Borges menyesali hidupnya karena ia merasa tidak cukup berani untuk bahagia. Kebahagiaan, dalam pandangan Borges, bukanlah sesuatu yang dapat diraih dengan mengejar kesempurnaan atau prestasi besar.

Ia adalah sesuatu yang hadir dalam keseharian kita, dalam tindakan-tindakan kecil yang seringkali terabaikan. Tapi mengapa kita begitu sering mengabaikannya?

Mengapa kita membiarkan kehidupan modern dengan segala tuntutannya menyeret kita dari satu tugas ke tugas berikutnya tanpa pernah benar-benar berhenti dan bertanya: Apakah saya bahagia?

Bagi masyarakat Indonesia yang seringkali terjebak dalam rutinitas harian---antara bekerja, mengurus keluarga, dan menghadapi tekanan sosial---pertanyaan ini seakan tidak memiliki ruang.

Namun, justru di sini letak ironi besar itu.

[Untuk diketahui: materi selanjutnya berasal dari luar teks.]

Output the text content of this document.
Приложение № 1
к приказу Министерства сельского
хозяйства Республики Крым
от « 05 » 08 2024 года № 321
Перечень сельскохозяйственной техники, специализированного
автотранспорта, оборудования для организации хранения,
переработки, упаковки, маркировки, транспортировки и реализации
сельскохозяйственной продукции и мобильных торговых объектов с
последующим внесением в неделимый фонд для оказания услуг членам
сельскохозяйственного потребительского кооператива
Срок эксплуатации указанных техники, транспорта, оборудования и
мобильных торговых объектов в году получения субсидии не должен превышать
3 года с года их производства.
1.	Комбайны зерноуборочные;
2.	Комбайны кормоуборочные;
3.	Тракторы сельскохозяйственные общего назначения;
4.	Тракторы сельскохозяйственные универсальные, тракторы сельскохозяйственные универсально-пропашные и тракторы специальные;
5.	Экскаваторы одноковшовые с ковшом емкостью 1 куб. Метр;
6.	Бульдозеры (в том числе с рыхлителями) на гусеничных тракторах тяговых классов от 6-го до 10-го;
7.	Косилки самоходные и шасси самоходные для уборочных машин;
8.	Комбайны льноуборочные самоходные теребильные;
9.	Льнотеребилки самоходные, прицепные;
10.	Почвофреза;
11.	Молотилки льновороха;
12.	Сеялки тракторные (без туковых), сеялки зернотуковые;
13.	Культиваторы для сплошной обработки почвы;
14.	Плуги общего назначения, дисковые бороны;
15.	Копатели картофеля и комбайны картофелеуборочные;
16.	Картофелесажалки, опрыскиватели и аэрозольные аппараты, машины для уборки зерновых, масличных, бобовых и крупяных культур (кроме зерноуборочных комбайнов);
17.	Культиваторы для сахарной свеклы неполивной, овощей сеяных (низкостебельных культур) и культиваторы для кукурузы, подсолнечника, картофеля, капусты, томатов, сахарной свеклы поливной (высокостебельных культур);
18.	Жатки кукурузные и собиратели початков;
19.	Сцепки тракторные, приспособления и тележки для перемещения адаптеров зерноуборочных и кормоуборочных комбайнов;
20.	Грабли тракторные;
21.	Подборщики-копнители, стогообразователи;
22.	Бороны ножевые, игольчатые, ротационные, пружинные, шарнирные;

Kita sering menganggap kebahagiaan sebagai sesuatu yang besar dan jauh, padahal bisa saja ia berada di sekitar kita, tersembunyi dalam momen-momen kecil.

Borges menyesali waktunya yang dihabiskan untuk kesempurnaan, bukan untuk mengejar kebahagiaan sederhana. 

Jika ia bisa mengulang hidupnya, ia akan membuat lebih banyak kesalahan, lebih banyak menikmati perjalanan, dan lebih sedikit mengejar hal-hal yang, pada akhirnya, tidak terlalu penting.

Menemukan Makna dalam Kehidupan yang Absurd

Franz Kafka dan Albert Camus, dua pemikir eksistensialis besar, seringkali menggambarkan kehidupan manusia sebagai sesuatu yang absurd. 

Dalam karyanya The Metamorphosis, Kafka mencerminkan absurditas kehidupan manusia melalui karakter Gregor Samsa, seorang pria yang tiba-tiba berubah menjadi serangga. 

Perubahan yang terjadi tanpa alasan yang jelas ini menggambarkan betapa kehidupan sering kali tampak tak terduga, dan bahkan mungkin tidak adil. 

Camus, di sisi lain, dalam esainya The Myth of Sisyphus menyatakan bahwa manusia harus terus hidup, meskipun kesadaran akan absurditas dunia ini. Hidup itu sendiri mungkin tidak memiliki makna intrinsik, tetapi kita tetap mencari makna dalam ketidakbermaknaan itu.

Sudut pandang eksistensial ini memaksa kita untuk mempertimbangkan: apa sebenarnya yang kita kejar dalam hidup? 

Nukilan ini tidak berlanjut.